“There, old fellow,” he said, grimly, as he bound up my arm. “Can you walk?”

I nodded; and seeming to gather strength each moment, I followed him down into the ravine, where we found that two of the men were quite dead, while the other was in a dying state, but he struck at us savagely with his knife whenever we tried to approach.

I saw Abel’s hand playing angrily with the butt of his revolver, and but for me I believe he would have shot the fellow as he lay, but I hurried him on, and we cautiously proceeded for about a hundred yards, but this time without our dog to track, for the poor brute was lying bleeding to death, shot through the lungs.

All at once there was a shot from a little gully on our right, when Abel threw up his arms and let fell his gun, which exploded as it fell, and then the poor fellow staggered, and went down upon his face.

I did not stop to think that the next bullet might find its billet in my heart, but dashed forward towards the spot from whence the shot had been fired, and directly after I was face to face with an enemy. He was sitting with his back supported by a block of stone, and his gun across his knees, glaring at me with a look of the bitterest hate, and a moment’s reflection would have told me that he was wounded unto the death, but in the anger and heat of the moment there was no pausing for thought, and the next moment both barrels of my gun, held pistol-wise, were discharged into his breast.

I ran back to Abel, and raised his head, but with a sickening, deathly feeling, I again let it fall, for the expression of his wild and staring eyes told too well how true had been the aim—the last sting of the dying viper; and when I somewhat recovered, it was to cover the body with fragments of stone, to keep off the birds, and then, weak and faint, I struggled on after the two mounted men.

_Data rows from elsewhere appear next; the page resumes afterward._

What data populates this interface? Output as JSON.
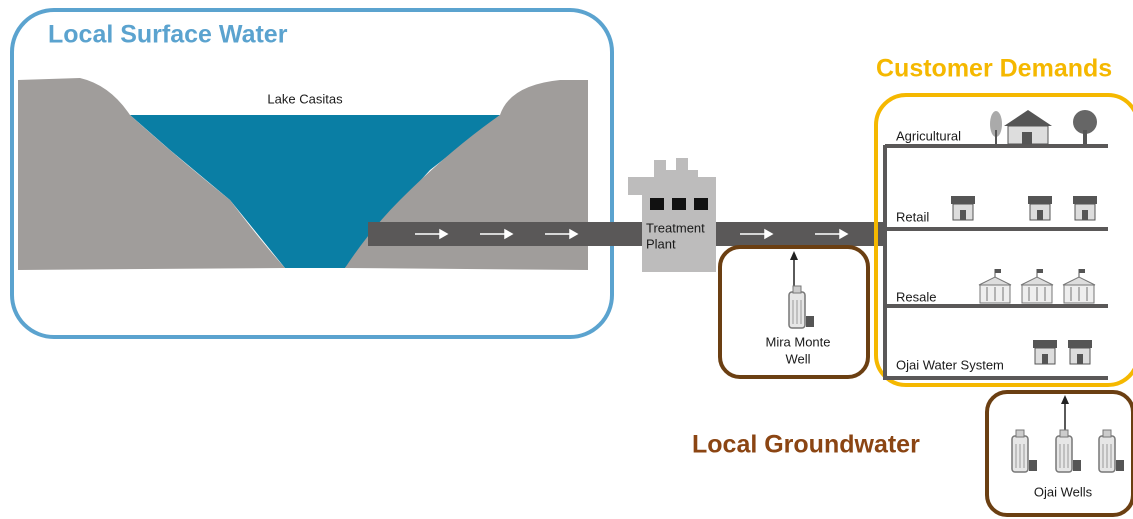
{
  "surface_water": {
    "title": "Local Surface Water",
    "lake": "Lake Casitas"
  },
  "treatment_plant": {
    "lines": [
      "Treatment",
      "Plant"
    ]
  },
  "mira_monte_well": {
    "lines": [
      "Mira Monte",
      "Well"
    ]
  },
  "customer_demands": {
    "title": "Customer Demands",
    "categories": [
      "Agricultural",
      "Retail",
      "Resale",
      "Ojai Water System"
    ]
  },
  "groundwater": {
    "title": "Local Groundwater",
    "ojai_wells": "Ojai Wells"
  }
}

But a change had now come over the scene; the wind tore furiously overhead, while where I was toiling along it was a perfect calm. Then came the rain—a few big drops, then a cessation; then again a loud and furious howling of the wind; then a calm; while, piled up in huge, lurid, black masses, the clouds seemed to shut out the light of day, save when they were rent asunder by some jagged flash of lightning of a vivid violet hue. Ever and anon there was a glare of light playing behind the clouds, lighting them up in the most glorious way, so that the rolling massy-looking vapours were displayed in all their grandeur, while along the edges, quivering and darting, there was an incessant tremulous light of every brilliant sunset hue. Now came the thunder in a mighty diapason, rolling along the ravine, and seeming as if the sound split and crumbled upon the bare summits of the range of mountains, while fragments of the giant peal were scattered, and came hurrying along the ravine. Then, again, burst after burst of huge, bellowing, metallic peals rumbling hollow and deafening as though discharged from some vast cannon mouth. Blackness again, as if it were night; till in a few seconds came again a blinding flash, displaying the wild aspect of the glen, but only to leave it darker than before; and now again a few drops of rain, pattering upon the dry ground, and splashing from the surface of the lichen-covered rocks, then a sharp fall as of a thunder shower, and I crept beneath the shelter of an overhanging rock, while I hastily covered the lock of my gun, and tried to load it with my one uninjured hand, when again came the lightning playing down the ravine, then black darkness and bellowing, deafening thunder, and then down came the rain—not pouring—not streaming, but in one huge cataract of hissing and foaming waters, as though, indeed, the heavens were opened and the fountains of the great deep broken up. It was as though to have stood beneath it for a moment would have been to be beaten down and swept helplessly away by the waters bubbling and foaming at my feet.

But how refreshing and cooling it seemed as I bathed my fevered brow and moistened the handkerchief hastily bound round my bleeding arm; while, though stopped from continuing my pursuit, I knew that it was impossible for the fugitives to proceed, and I waited anxiously for the cessation of the storm.

Once there came a lull, but only for a few moments, while the brilliant rose-coloured and violet lightning played around, when down came the rain again, more violently than ever, as though it would never cease. The ravine had been turned into a little river, once again towards which, winding in and out amidst the huge blocks of rock, hundreds of watercourses were hurrying. Now it was black darkness, and nothing visible, and the next moment again flaming swords appeared to cut through the rain, and light up the ravine with every rainbow tint; and still came that deafening mighty rushing sound of the waters, as though I were standing upon the spray-wet rock beneath Niagara.

I was standing where a weather-stained mass jutted out from the rocky side and protected me from the heavy fall, but from every jagged and time-worn point around the water streamed down as it leaped and plunged from the mountain side into the ravine. At some early epoch in the world’s history, the earth must have divided in some awful internal throe, and then imperfectly closing, have left this long rift forming a watercourse in the rainy season, but in the dry-time merely a stony bed, with here and there a pool. Save where the rains had washed away, and masses of rock had fallen, the sides showed how once they had been torn asunder, and displayed prominence and indentation at every bend.